Wind power is booming, and shows no signs of letting up, which bodes well for our clean energy future, but it's not all moonlight and roses.
Even the cleanest renewable energy developments, such as wind energy, will have an impact on the environment, even after considering or offsetting the eco-footprint of manufacturing. Most of that impact will be seen and felt right at the point-of-use, through the effects that the turbines and infrastructure have on local wildlife and ecosystems.
But a new effort from the American Wind Wildlife Institute (AWWI) will help to minimize those effects, by collecting and analyzing decades of data from the wind industry and providing more accurate analysis of wind/wildlife impacts to industry, government, and wildlife advocates.
Once fully developed, AWWI's Research Information System (RIS) will be "the most comprehensive wind-wildlife data management tool available", and they believe that the reports and analyses generated with the RIS will be valuable across a wide spectrum of wind energy issues, influencing everything from siting of wind power projects to product design.
"The RIS will provide analysis with a high certainty of accuracy by including data from thousands of sites. For the first time, comprehensive and uniform data analysis will be compared across multiple regions and species in one database."
- Abby Arnold, AWWI Executive Director
Oregon State University’s Northwest Alliance for Computational Science & Engineering (NACSE) is building the RIS for AWWI, and the prototype pilot, launched late in 2012, which now includes wildlife fatality data from post-construction assessments, is moving into phase two.
The aim for the next phase of development for the project is to begin approaching more wind energy companies to get them on board so that comprehensive data can be collected and analyzed.

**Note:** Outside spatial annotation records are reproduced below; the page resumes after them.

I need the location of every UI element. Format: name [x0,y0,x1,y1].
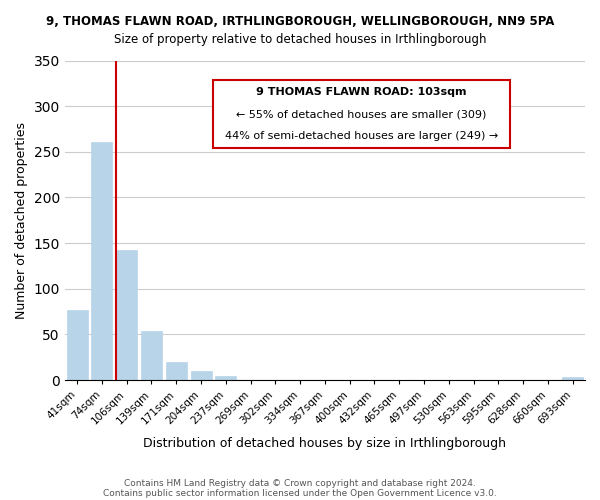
Text: ← 55% of detached houses are smaller (309): ← 55% of detached houses are smaller (30… [236,109,487,119]
Text: 9 THOMAS FLAWN ROAD: 103sqm: 9 THOMAS FLAWN ROAD: 103sqm [256,87,467,97]
Bar [141,330,162,380]
Bar [166,362,187,380]
Text: Contains HM Land Registry data © Crown copyright and database right 2024.: Contains HM Land Registry data © Crown c… [124,478,476,488]
Bar [67,310,88,380]
FancyBboxPatch shape [213,80,509,148]
Bar [215,376,236,380]
X-axis label: Distribution of detached houses by size in Irthlingborough: Distribution of detached houses by size … [143,437,506,450]
Bar [91,142,112,380]
Bar [191,371,212,380]
Bar [116,250,137,380]
Bar [562,378,583,380]
Text: 44% of semi-detached houses are larger (249) →: 44% of semi-detached houses are larger (… [224,131,498,141]
Text: Contains public sector information licensed under the Open Government Licence v3: Contains public sector information licen… [103,488,497,498]
Text: 9, THOMAS FLAWN ROAD, IRTHLINGBOROUGH, WELLINGBOROUGH, NN9 5PA: 9, THOMAS FLAWN ROAD, IRTHLINGBOROUGH, W… [46,15,554,28]
Y-axis label: Number of detached properties: Number of detached properties [15,122,28,319]
Text: Size of property relative to detached houses in Irthlingborough: Size of property relative to detached ho… [114,32,486,46]
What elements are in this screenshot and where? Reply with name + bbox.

AWWI is also reviewing the data security functionality of the database, so that companies' proprietary data can be protected while still allowing other stakeholders and industry personnel to use it for their own analysis.
"Our priority is to build the confidence of wind industry data providers and show that by giving access to anonymous data, we can securely service the needs of wind developer companies, analysts, and regulatory agencies."
- Dr. Cherri Pancake, NACSE Director
Once the project is fully launched, independent analysts will be chosen to evaluate the data, which will be used for producing scientific reports and trend analysis for better decision-making in the wind energy sector. Among the questions that the RIS may help to shed light on are:
What is the overall avian and bat fatality rate at wind energy projects across the United States or by ecoregion, and what are fatality rates by species?
Is there a significant correlation between fatality levels of a first and second year of fatality monitoring at individual projects?
How do fatality rates compare among different fatality searching methods and different estimators, holding other variables as constant as possible?
The RIS project has the blessing of some big players in the industry, as the American Wind Energy Association (AWEA) passed a resolution in support of the project at a board meeting in 2011, and stated that the RIS is "an important step forward" in the use of decades of wind industry data, and that it will help to inform wind project siting decisions and help reduce wildlife and habitat impacts from installations.